Michael On Everything Else

Censorship In Singapore

In addition to recently hitting the censorship wall, I’ve also read a couple of articles about censorship in Singapore. I came across the two articles while scanning through Flipboard.

The first article entails steps by the Singaporean government to restrict public servants from accessing the Internet while at work:

Public servants in Singapore will be blocked from accessing the internet on work computers from May next year.

The moves aims to plug "potential leaks from work e-mails and shared documents amid heightened security threats," the Straits Times newspaper said.

Officials said employees across government would also be barred from forwarding any work-related information to personal emails.

The justification for the censorship is:

The Infocomm Development Authority (IDA), the agency in charge of the change, said it would guard against cyber-attacks and create a "more secure working environment", Channel News Asia reported.

The second article I read is about the Singaporean government censoring the musical Les Miserables, which has a scene in which two men kiss.

The show’s organizer, MediaCorp VizPro, said the “peck on the lips” during the song “Beggars at the Feast” was supposed to be comical, but Singapore’s Media Development Authority (MDA) said the action was never included in the script when submitted for review and classification, the BBC reports.
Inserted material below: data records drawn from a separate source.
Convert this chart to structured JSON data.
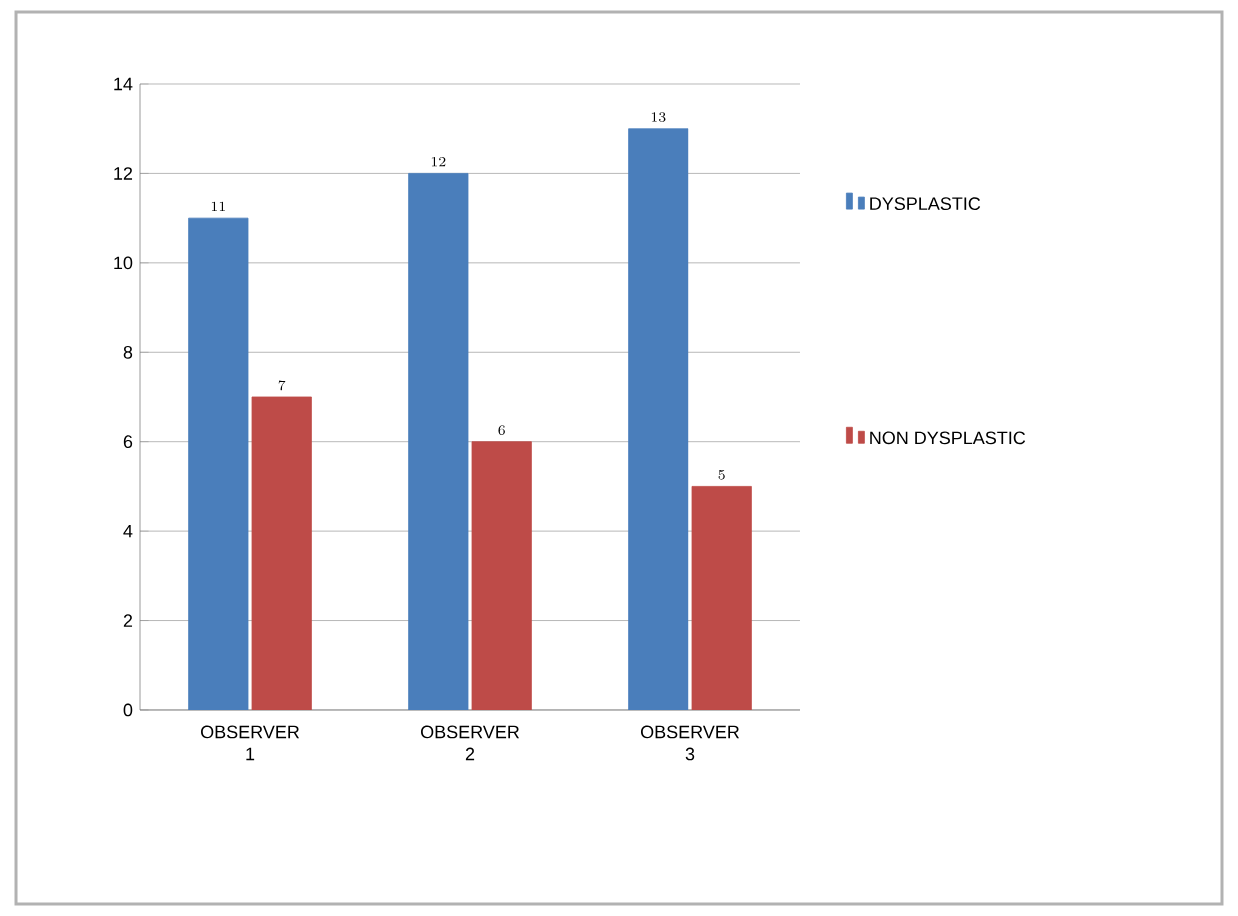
{
  "chart_data": {
    "type": "bar",
    "categories": [
      "OBSERVER 1",
      "OBSERVER 2",
      "OBSERVER 3"
    ],
    "series": [
      {
        "name": "DYSPLASTIC",
        "color": "#4a7ebb",
        "values": [
          11,
          12,
          13
        ]
      },
      {
        "name": "NON DYSPLASTIC",
        "color": "#be4b48",
        "values": [
          7,
          6,
          5
        ]
      }
    ],
    "ylim": [
      0,
      14
    ],
    "yticks": [
      0,
      2,
      4,
      6,
      8,
      10,
      12,
      14
    ],
    "grid": "y",
    "legend": "right",
    "data_labels": true
  }
}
It therefore violated the General rating given to the musical.

We often see on TV where same-sex kisses or even the mention of an homosexual act can be censored, even if the contact is contextually not homosexual. It’s also common for words such as jihad or jihadi to be censored (we experienced this while watching episodes of Homeland).

For its entire fifty years of existence, Singapore has been ruled by a single party, the People’s Action Party (PAP), which has a liberal ring to it but is in fact a conservative party. Two issues that deserve scrutiny, in my opinion, are the censorship laws as well as the ethnic integration policy, in which

Social housing can be owned/sold by the tenants, as in some parts of the UK (since Margaret Thatcher’s right to buy policy). But there is an additional twist compared to the UK’s Right to buy policy: it is not possible to sell to a buyer from a community that is overrepresented in the neighborhood compared to the national fraction of, say, Chinese. (citiesblogger.wordpress.com)

Censorship and ethnic integration policies both curtail freedoms in the name of the “greater good” but all-too-often become means to keep a people “governable.” Sometimes I wonder if these policies, in addition to other social and governmental restrictions are what gives Singapore its “sterile” and “passionless” feeling.